In recent trips, I've stayed at several hotels, all in the general class of Marriotts, and only one a class or two above (The St. Regis in New York City). The two Marriotts included among the stays were clearly at the botom of the set in terms of quality: the Marriott in downtown Vancouver and the Marriott at the Newark airport. One ordinarily doesn't expect much at airport hotels, but the one in the Waterfront area of Vancouver was thoroughly disappointing. In both cases, though a Platinum member and supposedly upgraded to the best available non-suite room, I was assigned rooms that one might expect at a Motel 6. Complaints to the front desk, again in both cases, produced upgrades to adequate spaces, done gracefully and courteously by the desk personnel. (But, since the new spaces were available at the time of my checking in, why weren't the stated rules followed?). Aside from that treatment, the hotels in general were on the shabby side. Since quality characteristics or niceties vary over the properties of all hotel chains and the managing company or franchise grantor shares responsibility with owners, and thus has limited control, it would be highly desirable if Marriott labeled Marriott-named properties (as opposed to Courtyards, Fairfield Inns, etc.) to reflect quality differences in the manner of Hyatt. (The latter has a scale going from Hyatt to Hyatt Regency to Grand Hyatt to Park Hyatt.) Marriott does it to a very limited extent to indicate the equivalent of the Park Hyatt with the letters JW. (As an aside, I stayed at the JW in Lima, Peru a short while ago, and it was indeed first-rate.) At the bottom in expectation of niceties, might be sraight Marriotts, such as straight Hyatts or as Four Point by Sheraton (although I stayed at a very nice Four Points in Sydney and the Four Points at BWI is a superior airport hotel, to indicate that the system is not perfect). But, that sort of classification does provide guidance in making choices, and minimizes disappointments on encountering hotels such as the one in Vancouver. With the lowest-level label, I would not have expected much.

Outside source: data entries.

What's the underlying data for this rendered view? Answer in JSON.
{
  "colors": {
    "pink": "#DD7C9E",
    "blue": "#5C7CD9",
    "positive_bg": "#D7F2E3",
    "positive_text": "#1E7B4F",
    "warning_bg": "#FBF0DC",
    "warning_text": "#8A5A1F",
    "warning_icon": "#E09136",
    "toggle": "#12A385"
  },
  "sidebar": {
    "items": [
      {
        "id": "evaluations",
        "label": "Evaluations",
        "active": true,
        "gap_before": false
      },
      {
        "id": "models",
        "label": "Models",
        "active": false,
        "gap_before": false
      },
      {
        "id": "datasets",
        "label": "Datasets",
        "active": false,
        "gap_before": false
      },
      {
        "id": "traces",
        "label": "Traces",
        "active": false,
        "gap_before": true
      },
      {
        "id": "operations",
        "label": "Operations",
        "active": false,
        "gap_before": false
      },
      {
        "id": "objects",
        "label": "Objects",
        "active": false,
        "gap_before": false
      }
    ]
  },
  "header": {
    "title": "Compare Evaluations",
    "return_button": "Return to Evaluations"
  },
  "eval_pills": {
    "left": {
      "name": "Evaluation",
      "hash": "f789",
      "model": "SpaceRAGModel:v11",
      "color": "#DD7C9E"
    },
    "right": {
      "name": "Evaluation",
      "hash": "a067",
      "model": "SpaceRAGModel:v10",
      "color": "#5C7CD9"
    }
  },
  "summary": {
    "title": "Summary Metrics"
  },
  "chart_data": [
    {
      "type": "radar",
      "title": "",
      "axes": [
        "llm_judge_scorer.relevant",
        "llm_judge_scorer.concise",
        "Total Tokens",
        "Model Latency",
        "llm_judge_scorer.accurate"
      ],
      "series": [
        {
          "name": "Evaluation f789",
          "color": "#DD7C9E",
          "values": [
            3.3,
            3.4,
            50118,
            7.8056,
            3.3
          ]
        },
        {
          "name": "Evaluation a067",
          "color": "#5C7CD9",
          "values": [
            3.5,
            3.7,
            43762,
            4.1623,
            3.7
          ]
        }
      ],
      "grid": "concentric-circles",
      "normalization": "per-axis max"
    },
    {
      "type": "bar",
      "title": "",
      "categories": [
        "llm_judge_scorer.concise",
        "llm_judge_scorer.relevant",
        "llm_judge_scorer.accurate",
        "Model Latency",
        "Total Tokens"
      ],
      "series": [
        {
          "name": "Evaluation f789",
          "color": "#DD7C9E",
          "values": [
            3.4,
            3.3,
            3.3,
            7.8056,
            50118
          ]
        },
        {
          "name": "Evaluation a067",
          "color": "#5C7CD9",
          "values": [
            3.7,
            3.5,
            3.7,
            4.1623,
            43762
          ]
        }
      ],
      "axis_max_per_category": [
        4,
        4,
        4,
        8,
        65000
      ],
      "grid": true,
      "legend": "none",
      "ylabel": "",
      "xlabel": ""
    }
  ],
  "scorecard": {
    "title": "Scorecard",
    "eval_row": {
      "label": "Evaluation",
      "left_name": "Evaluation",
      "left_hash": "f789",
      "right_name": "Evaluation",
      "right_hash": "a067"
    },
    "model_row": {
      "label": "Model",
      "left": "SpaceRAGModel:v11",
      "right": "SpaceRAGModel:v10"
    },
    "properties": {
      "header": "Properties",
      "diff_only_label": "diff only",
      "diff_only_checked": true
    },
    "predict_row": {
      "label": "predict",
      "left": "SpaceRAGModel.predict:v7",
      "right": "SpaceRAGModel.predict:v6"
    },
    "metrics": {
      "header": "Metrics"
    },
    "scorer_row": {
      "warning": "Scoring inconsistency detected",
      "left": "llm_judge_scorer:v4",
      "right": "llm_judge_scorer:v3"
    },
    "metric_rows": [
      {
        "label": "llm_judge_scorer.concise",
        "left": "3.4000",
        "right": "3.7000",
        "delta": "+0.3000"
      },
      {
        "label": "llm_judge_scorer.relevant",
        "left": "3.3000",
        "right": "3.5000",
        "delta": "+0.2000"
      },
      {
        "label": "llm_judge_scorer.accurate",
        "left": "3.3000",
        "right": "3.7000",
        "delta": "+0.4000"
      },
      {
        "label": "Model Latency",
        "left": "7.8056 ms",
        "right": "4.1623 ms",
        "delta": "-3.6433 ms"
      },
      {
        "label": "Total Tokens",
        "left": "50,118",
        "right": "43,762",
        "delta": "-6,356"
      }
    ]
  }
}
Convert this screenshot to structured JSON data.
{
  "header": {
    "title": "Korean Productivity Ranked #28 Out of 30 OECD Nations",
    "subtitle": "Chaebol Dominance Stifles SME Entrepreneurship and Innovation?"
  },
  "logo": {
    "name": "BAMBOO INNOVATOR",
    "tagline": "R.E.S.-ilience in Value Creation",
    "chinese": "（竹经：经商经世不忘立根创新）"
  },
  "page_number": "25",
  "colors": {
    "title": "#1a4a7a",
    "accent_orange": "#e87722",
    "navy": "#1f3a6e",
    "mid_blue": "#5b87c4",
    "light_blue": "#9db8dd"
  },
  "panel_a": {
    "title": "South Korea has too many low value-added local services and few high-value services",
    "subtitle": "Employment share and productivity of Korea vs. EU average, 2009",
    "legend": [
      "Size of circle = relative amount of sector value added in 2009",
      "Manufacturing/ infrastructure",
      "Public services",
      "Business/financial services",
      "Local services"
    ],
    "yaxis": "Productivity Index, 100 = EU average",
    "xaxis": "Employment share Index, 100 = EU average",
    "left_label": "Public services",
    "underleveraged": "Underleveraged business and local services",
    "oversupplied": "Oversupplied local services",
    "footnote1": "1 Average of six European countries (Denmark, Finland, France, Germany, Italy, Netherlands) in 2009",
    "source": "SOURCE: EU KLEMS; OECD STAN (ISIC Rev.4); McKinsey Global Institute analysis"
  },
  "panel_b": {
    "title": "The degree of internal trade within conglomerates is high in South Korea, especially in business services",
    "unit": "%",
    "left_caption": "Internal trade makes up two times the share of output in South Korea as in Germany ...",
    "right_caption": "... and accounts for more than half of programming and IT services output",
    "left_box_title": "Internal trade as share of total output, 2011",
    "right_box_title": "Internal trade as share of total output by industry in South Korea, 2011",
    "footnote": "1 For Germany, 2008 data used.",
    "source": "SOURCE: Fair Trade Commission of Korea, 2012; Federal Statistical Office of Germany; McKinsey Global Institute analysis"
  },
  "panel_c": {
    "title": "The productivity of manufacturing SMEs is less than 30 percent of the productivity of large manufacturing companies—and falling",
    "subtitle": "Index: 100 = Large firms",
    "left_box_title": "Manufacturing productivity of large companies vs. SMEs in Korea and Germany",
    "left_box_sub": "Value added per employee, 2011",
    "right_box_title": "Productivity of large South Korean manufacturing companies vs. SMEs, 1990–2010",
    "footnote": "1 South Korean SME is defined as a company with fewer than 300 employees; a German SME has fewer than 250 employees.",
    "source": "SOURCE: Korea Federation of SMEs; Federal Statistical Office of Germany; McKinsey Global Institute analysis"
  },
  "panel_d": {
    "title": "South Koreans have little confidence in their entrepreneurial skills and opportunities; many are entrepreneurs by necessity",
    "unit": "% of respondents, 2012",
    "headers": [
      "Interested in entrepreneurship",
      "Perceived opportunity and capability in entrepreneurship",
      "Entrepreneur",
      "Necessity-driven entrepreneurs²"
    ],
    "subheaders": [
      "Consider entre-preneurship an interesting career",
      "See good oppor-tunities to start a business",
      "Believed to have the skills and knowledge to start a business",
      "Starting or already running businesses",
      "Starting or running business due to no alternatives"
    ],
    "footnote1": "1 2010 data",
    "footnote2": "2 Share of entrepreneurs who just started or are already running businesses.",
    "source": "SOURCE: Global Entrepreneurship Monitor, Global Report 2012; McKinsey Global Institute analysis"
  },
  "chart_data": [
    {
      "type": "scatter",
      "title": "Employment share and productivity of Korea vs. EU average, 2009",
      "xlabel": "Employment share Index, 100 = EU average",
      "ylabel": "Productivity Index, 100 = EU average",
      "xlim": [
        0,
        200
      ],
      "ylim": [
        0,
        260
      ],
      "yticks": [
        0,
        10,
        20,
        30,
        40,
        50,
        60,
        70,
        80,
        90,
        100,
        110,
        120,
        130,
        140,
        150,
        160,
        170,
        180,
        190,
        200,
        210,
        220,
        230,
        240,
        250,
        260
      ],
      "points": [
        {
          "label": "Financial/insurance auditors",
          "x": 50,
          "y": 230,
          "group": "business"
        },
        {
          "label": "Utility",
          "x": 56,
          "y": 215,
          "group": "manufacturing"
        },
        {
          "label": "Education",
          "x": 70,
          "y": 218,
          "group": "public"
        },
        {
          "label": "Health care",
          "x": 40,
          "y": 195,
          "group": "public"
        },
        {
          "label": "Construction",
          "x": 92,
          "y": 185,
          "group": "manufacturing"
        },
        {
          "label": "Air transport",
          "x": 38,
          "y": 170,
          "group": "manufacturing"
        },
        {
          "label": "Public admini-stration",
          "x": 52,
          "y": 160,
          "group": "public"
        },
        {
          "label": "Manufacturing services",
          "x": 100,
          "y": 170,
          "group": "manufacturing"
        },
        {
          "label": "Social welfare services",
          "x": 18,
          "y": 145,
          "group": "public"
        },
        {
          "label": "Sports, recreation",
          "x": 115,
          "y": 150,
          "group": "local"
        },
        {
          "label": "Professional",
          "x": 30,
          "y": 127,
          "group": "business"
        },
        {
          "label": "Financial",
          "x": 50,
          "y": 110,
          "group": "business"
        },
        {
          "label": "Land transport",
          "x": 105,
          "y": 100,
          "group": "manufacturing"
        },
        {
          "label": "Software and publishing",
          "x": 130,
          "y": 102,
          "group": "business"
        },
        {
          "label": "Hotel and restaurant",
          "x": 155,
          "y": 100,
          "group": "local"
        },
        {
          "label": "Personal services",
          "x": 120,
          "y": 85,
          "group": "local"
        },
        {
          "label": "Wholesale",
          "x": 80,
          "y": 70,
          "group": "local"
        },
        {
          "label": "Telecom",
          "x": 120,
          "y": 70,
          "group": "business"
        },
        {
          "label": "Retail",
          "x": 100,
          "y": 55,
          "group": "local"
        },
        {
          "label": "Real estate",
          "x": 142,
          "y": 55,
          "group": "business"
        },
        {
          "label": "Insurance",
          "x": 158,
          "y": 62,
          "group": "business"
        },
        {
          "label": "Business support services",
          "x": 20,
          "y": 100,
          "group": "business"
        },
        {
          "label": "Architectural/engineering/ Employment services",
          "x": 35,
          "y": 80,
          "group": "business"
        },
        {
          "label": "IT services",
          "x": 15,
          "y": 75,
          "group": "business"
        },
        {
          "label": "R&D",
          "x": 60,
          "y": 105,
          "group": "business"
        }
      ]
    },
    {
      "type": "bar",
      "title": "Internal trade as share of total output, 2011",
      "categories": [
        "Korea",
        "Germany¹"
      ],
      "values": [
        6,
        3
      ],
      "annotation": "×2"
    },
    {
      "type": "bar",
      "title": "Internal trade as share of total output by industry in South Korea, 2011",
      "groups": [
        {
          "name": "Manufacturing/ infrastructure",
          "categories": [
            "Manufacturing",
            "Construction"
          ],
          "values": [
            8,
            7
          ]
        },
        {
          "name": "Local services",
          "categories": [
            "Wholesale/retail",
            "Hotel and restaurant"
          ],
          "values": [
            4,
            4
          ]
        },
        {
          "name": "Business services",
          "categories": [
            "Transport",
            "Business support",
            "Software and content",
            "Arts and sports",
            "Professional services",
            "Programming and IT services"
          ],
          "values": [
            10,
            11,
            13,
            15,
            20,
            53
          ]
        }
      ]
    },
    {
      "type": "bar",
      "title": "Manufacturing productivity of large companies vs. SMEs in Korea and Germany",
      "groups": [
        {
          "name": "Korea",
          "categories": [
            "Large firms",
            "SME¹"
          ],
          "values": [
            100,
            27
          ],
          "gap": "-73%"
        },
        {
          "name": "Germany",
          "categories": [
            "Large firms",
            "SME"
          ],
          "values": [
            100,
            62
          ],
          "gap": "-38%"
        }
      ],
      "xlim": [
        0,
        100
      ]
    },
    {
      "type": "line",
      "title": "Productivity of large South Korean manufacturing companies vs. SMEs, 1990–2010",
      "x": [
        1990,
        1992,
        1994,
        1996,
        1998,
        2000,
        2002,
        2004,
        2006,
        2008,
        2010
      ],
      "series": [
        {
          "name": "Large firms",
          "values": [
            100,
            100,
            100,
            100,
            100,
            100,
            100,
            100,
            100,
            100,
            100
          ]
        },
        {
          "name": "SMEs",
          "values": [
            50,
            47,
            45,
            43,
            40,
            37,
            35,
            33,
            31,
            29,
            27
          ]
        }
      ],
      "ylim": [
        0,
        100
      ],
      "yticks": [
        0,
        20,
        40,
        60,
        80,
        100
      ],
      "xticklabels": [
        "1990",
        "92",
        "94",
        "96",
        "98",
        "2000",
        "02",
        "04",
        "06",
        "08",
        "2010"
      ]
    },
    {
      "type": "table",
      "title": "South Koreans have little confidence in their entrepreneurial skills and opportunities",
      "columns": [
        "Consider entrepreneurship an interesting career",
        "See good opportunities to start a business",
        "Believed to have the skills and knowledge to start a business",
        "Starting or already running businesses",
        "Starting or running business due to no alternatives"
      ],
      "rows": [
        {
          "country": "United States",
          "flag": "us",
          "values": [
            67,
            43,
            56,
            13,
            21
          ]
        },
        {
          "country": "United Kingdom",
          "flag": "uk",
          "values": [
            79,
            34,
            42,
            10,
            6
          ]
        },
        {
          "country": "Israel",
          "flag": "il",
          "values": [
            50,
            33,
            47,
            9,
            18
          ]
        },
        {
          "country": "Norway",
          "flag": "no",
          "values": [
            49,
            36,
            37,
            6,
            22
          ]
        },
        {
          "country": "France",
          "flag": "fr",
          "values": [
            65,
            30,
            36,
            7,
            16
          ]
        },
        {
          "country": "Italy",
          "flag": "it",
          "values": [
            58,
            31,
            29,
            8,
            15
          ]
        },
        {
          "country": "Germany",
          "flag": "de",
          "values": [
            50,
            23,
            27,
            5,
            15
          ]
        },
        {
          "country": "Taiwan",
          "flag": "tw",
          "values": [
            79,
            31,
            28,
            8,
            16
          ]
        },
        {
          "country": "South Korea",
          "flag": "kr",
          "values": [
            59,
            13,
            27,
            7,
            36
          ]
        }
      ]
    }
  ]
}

Being a native, I've never stayed at the St. Regis but love to go there for dinner or a cocktail. Off Fifth Avenue and around the corner from the highly prestigious University Club, the St. Regis is - as you observe - unmatched.
Several Marriott properties across the brands are becoming 'shabby' and in need of refurbishment. Doing so would require planning and design along with financing that is unlikely to happen soon. Marriott is planning to report on their Q1 earnings. Let's see what future portends.
TO TJC NewYork:
One other thing to consider in terms of the St. Regis is its afternoon tea. My wife and I enjoyed it thoroughly. We are fans of Alain Ducasse (we've dined at his restaurants in Paris and at the Essex House when it was there), but his restaurant at the St. Regis was closed during the week we were in NYC. We dined instead at his bistro, called Benoit which I recommend for your consideration. My wife is so fond of the St. Regis that she will consider no alternative during our visits to NY. As an aside of relevance to Platinum members, during two trips to the St. Regis in the past several years, we were on both occasions upgraded to suites. That is the policy among Starwood properties where I have been a Platinum member for many years. Contrast that with the room assignments (think Motel 6) I received at the two Marriots reported above - again as a Platinum member.
The afternoon tea at St. Regis is a wonderful tradition shared by the many clubs within blocks of each other including but not limited to the University Club, the Harvard Club, and the Columbia Princeton Club. While in NY do check out the Campbell Apartment at Grand Central on the Vanderbilt side. The other must try is Keen's Steak House on W36th.